CoinMetrics blockchain-data panel highlighting Bitcoin's structural trend and on-chain metrics during the reset periodCoinMetrics blockchain-data panel highlighting the structural trend discussed for bitcoin.

On-chain data from Glassnode’s Week 11 report reinforces the consolidation thesis. Supply in profit has stabilized at approximately 60%, ETF inflows have turned positive, and perpetual funding rates remain negative, indicating crowded short positioning that could fuel a squeeze if sentiment shifts.

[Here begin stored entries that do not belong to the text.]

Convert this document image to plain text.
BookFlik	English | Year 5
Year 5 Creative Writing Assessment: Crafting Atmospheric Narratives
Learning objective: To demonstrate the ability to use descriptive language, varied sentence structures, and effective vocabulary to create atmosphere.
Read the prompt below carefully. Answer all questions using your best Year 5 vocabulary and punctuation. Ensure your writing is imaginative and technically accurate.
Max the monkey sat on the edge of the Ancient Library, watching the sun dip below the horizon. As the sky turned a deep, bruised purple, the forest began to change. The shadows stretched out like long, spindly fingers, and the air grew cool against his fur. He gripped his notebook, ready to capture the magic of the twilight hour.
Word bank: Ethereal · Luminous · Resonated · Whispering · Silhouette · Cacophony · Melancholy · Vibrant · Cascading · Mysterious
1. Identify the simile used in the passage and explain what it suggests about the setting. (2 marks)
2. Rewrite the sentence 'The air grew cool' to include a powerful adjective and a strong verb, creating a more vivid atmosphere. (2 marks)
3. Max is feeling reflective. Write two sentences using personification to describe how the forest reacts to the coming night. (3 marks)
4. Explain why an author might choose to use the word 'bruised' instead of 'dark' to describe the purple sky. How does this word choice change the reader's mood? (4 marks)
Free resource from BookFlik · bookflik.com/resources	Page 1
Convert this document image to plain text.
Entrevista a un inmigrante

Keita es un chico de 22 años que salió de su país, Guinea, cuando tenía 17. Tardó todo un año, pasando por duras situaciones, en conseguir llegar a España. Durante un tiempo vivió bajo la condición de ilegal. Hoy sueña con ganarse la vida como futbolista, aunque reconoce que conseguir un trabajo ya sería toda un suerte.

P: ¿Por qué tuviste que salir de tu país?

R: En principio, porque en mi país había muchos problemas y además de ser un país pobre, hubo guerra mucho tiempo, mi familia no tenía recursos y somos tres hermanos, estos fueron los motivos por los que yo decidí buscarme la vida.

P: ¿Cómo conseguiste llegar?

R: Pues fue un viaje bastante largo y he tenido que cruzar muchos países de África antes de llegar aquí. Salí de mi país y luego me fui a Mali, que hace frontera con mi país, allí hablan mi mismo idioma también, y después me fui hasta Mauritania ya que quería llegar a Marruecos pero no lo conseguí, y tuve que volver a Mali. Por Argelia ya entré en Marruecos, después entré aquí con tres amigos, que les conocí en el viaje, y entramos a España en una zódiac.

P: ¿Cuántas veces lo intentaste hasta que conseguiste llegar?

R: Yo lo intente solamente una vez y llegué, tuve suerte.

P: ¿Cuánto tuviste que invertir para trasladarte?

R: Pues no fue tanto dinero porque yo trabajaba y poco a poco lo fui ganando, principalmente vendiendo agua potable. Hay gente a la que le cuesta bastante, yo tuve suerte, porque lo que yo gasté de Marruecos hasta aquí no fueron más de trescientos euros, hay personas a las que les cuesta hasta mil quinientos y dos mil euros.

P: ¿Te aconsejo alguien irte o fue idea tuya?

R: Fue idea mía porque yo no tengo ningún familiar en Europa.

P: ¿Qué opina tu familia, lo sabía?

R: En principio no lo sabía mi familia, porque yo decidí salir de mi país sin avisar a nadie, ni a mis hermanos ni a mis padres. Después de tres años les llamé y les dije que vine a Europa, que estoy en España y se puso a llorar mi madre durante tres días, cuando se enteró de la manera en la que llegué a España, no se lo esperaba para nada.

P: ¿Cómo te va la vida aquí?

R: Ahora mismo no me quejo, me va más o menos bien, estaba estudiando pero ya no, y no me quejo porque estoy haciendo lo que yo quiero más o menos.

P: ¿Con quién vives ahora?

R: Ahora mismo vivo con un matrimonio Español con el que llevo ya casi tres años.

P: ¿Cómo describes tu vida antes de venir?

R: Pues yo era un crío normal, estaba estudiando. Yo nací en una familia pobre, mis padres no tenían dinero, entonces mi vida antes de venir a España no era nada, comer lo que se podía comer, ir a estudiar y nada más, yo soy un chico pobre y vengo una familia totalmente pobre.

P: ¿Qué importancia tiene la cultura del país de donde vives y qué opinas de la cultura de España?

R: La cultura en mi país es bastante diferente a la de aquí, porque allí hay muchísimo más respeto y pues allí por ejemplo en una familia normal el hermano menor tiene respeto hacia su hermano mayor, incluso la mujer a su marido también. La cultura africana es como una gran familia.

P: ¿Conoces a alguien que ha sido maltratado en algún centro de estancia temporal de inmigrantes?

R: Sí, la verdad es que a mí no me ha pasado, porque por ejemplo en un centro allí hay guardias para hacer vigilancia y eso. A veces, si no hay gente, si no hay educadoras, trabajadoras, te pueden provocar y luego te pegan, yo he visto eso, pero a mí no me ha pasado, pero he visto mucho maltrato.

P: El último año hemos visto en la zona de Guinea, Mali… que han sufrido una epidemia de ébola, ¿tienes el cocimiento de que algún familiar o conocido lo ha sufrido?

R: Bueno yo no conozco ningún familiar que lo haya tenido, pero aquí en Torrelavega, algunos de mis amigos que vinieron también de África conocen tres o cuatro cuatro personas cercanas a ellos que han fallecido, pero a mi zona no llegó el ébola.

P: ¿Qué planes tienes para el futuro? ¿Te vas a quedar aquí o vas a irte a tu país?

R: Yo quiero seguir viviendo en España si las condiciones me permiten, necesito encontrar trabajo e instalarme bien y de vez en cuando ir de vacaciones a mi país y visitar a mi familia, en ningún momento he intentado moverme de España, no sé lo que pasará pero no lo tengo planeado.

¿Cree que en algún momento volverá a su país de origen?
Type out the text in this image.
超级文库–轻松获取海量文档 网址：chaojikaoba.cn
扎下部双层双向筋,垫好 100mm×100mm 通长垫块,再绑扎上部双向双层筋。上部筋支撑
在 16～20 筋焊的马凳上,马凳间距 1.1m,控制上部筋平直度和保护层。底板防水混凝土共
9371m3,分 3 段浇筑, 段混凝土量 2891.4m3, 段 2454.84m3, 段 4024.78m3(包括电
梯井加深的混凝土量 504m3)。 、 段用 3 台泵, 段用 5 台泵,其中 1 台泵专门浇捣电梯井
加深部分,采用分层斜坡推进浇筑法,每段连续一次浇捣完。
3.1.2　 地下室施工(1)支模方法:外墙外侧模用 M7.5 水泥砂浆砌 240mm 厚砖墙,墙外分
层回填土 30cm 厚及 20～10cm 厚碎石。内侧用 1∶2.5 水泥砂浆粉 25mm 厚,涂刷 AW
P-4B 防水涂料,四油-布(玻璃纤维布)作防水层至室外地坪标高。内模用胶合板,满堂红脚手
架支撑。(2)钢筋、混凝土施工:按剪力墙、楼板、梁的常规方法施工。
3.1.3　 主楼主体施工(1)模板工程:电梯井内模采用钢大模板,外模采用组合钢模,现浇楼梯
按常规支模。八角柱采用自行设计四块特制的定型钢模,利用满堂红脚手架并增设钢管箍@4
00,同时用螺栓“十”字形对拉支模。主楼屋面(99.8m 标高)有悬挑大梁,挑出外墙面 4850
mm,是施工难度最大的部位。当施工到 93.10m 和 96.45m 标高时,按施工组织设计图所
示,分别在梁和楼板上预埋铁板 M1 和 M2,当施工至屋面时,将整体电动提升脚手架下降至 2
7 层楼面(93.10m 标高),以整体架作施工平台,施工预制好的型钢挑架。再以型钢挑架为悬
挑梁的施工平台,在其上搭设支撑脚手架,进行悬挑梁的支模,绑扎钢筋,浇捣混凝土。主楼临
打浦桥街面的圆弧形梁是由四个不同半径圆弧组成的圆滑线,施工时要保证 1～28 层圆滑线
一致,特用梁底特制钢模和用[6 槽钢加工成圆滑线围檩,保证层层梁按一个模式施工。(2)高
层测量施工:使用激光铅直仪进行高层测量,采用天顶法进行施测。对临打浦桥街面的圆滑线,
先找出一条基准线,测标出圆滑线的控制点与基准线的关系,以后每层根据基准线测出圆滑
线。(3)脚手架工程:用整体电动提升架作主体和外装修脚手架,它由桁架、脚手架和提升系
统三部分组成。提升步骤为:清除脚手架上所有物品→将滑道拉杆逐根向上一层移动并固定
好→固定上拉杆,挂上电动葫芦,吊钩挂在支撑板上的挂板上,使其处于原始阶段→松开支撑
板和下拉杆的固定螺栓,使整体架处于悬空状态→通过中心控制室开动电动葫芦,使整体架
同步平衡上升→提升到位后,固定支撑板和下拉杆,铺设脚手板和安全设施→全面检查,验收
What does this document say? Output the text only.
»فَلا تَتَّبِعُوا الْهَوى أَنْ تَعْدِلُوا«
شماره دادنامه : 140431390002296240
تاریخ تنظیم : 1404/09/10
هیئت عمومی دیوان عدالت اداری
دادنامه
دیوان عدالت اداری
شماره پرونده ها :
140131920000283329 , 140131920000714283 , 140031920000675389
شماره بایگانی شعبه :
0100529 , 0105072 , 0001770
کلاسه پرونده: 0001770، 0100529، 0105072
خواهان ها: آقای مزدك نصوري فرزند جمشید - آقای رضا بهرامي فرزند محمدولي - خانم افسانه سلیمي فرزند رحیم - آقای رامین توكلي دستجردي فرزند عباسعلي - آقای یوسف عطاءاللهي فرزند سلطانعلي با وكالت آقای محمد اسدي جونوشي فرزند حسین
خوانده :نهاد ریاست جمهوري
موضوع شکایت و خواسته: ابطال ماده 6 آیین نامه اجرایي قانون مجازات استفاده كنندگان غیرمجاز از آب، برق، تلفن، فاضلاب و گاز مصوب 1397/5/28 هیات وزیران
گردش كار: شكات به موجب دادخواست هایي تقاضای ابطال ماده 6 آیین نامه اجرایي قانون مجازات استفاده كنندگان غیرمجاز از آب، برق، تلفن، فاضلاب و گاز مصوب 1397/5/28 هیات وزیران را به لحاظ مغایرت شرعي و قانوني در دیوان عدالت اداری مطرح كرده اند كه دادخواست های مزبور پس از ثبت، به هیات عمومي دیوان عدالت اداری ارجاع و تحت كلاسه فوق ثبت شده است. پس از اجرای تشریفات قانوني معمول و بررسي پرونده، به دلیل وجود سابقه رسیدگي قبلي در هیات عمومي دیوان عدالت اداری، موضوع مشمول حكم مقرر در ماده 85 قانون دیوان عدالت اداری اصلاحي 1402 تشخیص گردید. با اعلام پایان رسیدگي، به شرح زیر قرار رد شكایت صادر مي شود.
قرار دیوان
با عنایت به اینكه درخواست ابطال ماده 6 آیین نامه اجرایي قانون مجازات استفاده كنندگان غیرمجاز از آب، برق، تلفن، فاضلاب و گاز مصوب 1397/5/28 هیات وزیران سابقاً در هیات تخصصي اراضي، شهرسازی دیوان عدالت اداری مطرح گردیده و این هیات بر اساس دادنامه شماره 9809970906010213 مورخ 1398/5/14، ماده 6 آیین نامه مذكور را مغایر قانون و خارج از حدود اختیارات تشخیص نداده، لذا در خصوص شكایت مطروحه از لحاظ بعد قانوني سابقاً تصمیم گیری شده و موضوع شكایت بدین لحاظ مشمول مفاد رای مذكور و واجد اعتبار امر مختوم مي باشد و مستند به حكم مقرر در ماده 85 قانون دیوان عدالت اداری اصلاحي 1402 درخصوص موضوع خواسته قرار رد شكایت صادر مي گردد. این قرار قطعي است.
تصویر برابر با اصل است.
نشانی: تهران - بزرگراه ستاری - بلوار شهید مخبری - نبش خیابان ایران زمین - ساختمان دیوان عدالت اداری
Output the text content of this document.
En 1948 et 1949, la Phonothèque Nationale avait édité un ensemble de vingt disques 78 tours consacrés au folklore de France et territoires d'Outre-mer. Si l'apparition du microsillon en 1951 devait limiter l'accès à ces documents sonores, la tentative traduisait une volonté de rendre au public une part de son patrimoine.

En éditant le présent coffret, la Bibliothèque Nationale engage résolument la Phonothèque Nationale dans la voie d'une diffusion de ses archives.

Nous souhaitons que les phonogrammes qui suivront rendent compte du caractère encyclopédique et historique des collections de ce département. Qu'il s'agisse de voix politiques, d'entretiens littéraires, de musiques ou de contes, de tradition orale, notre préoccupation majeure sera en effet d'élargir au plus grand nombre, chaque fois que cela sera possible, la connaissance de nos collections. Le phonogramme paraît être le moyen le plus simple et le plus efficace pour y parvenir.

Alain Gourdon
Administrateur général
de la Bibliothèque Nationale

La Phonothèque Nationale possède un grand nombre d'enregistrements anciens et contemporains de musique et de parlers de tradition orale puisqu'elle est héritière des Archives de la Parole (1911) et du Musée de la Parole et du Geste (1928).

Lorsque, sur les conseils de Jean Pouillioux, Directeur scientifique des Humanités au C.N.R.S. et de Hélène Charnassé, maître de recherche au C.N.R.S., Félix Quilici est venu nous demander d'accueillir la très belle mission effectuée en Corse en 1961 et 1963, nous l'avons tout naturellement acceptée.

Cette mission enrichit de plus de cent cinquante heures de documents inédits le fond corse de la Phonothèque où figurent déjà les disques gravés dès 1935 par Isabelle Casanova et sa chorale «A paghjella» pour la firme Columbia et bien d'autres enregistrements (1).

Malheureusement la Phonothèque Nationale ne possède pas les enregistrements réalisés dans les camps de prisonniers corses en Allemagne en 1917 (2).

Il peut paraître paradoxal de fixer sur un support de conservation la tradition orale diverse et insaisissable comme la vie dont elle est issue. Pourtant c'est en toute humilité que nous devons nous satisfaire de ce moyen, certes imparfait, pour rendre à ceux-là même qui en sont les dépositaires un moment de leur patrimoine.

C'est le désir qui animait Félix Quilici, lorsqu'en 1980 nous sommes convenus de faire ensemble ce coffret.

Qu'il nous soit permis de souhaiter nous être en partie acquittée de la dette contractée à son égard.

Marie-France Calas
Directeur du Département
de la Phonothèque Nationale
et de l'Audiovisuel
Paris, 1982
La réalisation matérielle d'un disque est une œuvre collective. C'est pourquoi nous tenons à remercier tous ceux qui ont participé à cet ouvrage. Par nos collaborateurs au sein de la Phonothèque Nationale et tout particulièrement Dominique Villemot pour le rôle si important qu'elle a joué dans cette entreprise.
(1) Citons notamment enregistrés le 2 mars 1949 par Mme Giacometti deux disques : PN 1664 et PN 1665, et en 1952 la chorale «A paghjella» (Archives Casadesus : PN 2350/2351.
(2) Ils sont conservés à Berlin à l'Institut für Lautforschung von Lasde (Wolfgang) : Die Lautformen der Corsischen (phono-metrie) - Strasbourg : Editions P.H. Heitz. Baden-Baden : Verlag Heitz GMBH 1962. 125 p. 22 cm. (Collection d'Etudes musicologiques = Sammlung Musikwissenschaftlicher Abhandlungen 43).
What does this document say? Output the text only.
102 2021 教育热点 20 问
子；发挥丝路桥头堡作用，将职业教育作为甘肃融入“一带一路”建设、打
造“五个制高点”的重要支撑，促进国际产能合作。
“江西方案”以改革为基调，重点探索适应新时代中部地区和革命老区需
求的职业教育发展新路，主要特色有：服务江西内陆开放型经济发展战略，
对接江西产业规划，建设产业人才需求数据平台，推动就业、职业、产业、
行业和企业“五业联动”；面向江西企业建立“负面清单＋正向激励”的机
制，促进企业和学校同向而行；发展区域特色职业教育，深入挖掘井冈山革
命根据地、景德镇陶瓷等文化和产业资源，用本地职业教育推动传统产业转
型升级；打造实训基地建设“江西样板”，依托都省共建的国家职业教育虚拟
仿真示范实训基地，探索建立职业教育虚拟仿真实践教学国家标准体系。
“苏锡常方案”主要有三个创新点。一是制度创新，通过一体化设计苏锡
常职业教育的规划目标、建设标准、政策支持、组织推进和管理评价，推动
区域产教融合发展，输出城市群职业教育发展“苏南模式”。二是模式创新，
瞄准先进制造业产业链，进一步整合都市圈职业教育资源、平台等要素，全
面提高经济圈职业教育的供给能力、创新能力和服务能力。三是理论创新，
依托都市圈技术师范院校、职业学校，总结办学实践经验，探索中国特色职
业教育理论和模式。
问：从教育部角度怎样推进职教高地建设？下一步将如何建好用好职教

The negative funding rates are particularly notable. When the derivatives market is heavily short while spot demand holds steady, it creates a coiled-spring dynamic. The massive long liquidation event on March 27 already cleared one side of the leverage equation; the short side remains exposed.

Macro headwinds explain why the consolidation has stretched. Prediction markets including Polymarket and Kalshi now price a roughly 40% probability that the Federal Reserve makes zero rate cuts in 2026, up from under 3% earlier in the year. Geopolitical unrest, particularly the US-Iran conflict disrupting Strait of Hormuz energy flows, has pushed inflation expectations higher, making rate relief less likely in the near term.

In other words, Bitcoin may have already absorbed the worst of the blow. The S&P 500, still closer to its cyclical highs, arguably has more room to fall if macro conditions deteriorate further. The growing divergence between stablecoin market activity and spot crypto prices suggests capital is sitting on the sidelines, waiting for a catalyst.

What History Says About Bitcoin’s Consolidation Periods Before New Highs

Multi-phase consolidation patterns have preceded every major Bitcoin rally in recent cycles. The most relevant analogue is the mid-2021 correction, when Bitcoin fell roughly 55% from its April high near $64,000 to $29,000, consolidated in a tight range for three months, then broke out to a new all-time high of $69,000 by November.

The current structure shares key similarities. Bitcoin’s 47% drawdown from the October 2025 peak mirrors the magnitude of that 2021 correction. The Mayer Multiple’s sustained compression into lower historical percentiles echoes the same bottoming signal that preceded the late-2021 breakout. Both periods featured extreme fear readings and heavy deleveraging before the turn.

Some analysts have suggested 2026 could follow a “multi-stage recovery” pattern, with the early-year deleveraging giving way to a mid-year rebound and then a second consolidation before any sustainable uptrend, according to unconfirmed reports from market commentators. While this framing is speculative, the structural parallels with prior cycles lend it some credibility.

Bitcoin’s market cap still stands at $1.33 trillion with a circulating supply of 20,008,518 BTC, representing 95.3% of its maximum supply. The shrinking new-supply dynamic that the April 2024 halving set in motion continues to tighten the structural backdrop with each passing month.

Meanwhile, the broader regulatory landscape continues to evolve in ways that could shape the next phase. Developments like the ongoing tension between pro-crypto rhetoric and enforcement actions add another layer of uncertainty for institutional allocators weighing re-entry.

For traders and analysts watching this reset period, the concrete watchpoints are clear. A sustained break above the 200-day moving average, which would push the Mayer Multiple back above 1.0, would be the first technical confirmation that the consolidation phase is ending. A flip in perpetual funding rates from negative to positive would signal the short-heavy positioning has been cleared. And any shift in Fed rate expectations, particularly a move below 30% probability of zero cuts, could provide the macro catalyst this market is waiting for.

Disclaimer: This article is for informational purposes only and does not constitute financial or investment advice. Cryptocurrency and digital asset markets carry significant risk. Always do your own research before making decisions.